So, yeah, I’ve been thinking.  And doing.  Doing is the key to it all:  action and take in what I have around me.  Savor it.  Cherish it.  Live it.

The Peace of Flowers

The world is a busy place, sucking you dry.  Newspapers are filled with news, from bombing Syria and worries about being bombed in return, to disgust that Congress has allowed the killing of hibernating bears and wolf cubs in their dens.  It makes me wonder what the world is coming to . . . and what people think.  Yes, I live in an isolated part of the world, one which is relatively safe, but it doesn’t keep me isolated unless I turn off the news.  This is where the walk in the woods, in the fields, and exploring the natural world outside the artifice of man beckons.  As California is now in the midst of a bloom unseen in years, I am out there nearly every day, taking in the blooms, the colors of the hillsides, and listening to the birdsong and buzz of bees.  It brings a peace.

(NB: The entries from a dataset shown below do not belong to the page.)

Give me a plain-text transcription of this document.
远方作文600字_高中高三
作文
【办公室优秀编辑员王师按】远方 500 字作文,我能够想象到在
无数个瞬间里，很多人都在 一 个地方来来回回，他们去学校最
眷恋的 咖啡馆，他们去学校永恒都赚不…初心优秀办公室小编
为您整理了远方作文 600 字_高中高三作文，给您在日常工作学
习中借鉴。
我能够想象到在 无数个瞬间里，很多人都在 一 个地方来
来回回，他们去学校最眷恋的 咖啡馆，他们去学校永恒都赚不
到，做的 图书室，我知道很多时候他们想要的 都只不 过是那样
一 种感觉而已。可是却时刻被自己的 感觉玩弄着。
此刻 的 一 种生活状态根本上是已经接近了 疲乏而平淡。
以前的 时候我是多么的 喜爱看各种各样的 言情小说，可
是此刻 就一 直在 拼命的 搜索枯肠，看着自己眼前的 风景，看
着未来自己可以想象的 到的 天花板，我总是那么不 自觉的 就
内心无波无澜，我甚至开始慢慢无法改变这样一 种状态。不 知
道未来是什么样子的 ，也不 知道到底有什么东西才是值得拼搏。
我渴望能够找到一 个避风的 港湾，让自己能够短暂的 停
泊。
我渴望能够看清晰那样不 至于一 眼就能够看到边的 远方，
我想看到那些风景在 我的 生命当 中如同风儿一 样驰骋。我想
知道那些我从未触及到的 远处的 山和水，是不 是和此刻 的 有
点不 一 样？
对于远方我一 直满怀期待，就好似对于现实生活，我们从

As someone who is getting older, I frequently think of death. People – friends, colleagues, family – have died in the recent years. All my earliest childhood friends are gone. Death is something to be considered in this day and age of every baby must be born, regardless, and everyone must be put on life support, regardless. There is something disrespectful about the quality of life all this means. Keeping people alive by artificial means reaches a point, an ethical point, where it is ridiculous. Killing wolf cubs and hibernating bears for sport is equally unethical. Our destruction of the natural world boggles the mind, and the immediacy of pleasure or self-righteousness fails to address a longer viewpoint: what are we leaving behind? Plundered resources, extinct animals, and warehouses of people on life support. Equally, we kill others with impunity. In 40 to 50 years, the earth’s population will double, and we will be in even more dire straits than we are in now. Even within our own lifetimes we see the destruction, but deny it.

And so, flowers. One part of the natural world, fragrant, beautiful, evanescent. If they disappear? What next?